The current goal is to fully map all buildings and addresses within my local county.
Note: ERSI is processing this same data to make it available via MapWithAI. I believe with good working practices there should be no conflict between the two efforts. Some areas I will get to first while other areas mappers using the new MapWithAI data will get to first.
Team
This will be a solo import.
Import Type
One time import.
Import Method
JOSM will be used for importing.
Relevant Webpages
- Official Orange County Government Main Page
- Orange County GIS Access Page
- Orange County GIS Data
- Building and Address Dataset
- GitHub project for this import
- OSM Wiki page for this import
- OSM Wiki page for the ERSI effort to make this data available via MapWithAI.
GitHub and OSM Wiki
This document exists on both GitHub and the OSM Wiki. The intent is to keep them both in sync.
The Data
Location of Dataset
The Building foot print data page is accessible indirectly from the Orange County Public Works Department page.
License
The license on the dataset is listed as Public Domain.
Content
The description provided by the county says:
This polygon feature class depicts buildings throughout Orange County. The object heights and absolute heights are based on 2011 USGS LiDAR data. The height unit is US foot. The values of Address column in “Data” tag are empty for those buildings outside of Orange County.
Attributes listed are:
- ABS_HT - The elevation in feet.
- ADDRESS - Contains house number and capitalized abbreviated street name.

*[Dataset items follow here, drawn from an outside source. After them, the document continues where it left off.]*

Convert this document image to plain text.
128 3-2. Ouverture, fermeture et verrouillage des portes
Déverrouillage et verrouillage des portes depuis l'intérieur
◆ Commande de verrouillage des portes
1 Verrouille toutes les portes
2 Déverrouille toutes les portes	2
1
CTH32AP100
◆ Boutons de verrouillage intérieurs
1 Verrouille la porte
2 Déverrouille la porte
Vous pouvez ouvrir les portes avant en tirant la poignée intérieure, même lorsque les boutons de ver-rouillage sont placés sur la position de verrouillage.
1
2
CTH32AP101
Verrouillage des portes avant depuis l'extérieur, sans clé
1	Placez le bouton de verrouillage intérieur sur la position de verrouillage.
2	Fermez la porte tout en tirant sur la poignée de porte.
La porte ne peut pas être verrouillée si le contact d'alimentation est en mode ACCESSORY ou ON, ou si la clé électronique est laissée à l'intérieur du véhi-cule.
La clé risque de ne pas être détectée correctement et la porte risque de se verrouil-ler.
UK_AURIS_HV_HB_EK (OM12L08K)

- CITY - Contains capitalized city name.
- HEIGHT - Building height in feet.
- ZIPCODE - 5 digit ZIP code.
- OBJECTID - A unique (at least to this dataset) number.
Downloaded ZIP file contains a shapefile and its associated companion files. The dataset downloaded on July 25, 2020 contains:
- 754,813 Building outlines
- 718,125 Buildings with addresses.
- 716,941 Buildings with height information.
Quality Issues
The quality of this data is too low to attempt any type of automatic or totally scripted import. Each building needs to be examined for flaws individually prior to inclusion into OSM. Specific issues noted while comparing the Orange County data with existing OSM data or aerial imagery are described below.
Building Outlines
Overlaying the building outlines in this dataset with the Microsoft/Bing outlines available in the MapWithAI layer available in JOSM leads me to believe that they are identical. These outlines will need significant manual work when importing to correct them using the best available OSM compatible imagery. Quality issues noted in areas examined include: - Misalignment of buildings. - Lack of detail: Simple rectangle where building has a more complex shape. - Overlapping buildings. - Single polygon for multiple buildings in imagery. - Single outer outline for buildings with inner atriums/courtyards instead of draw as multi-polygon.
If the only information in this dataset was the building outlines it would not be worth importing. But the address and height data make this worth the effort to spend on manually cleaning up each building.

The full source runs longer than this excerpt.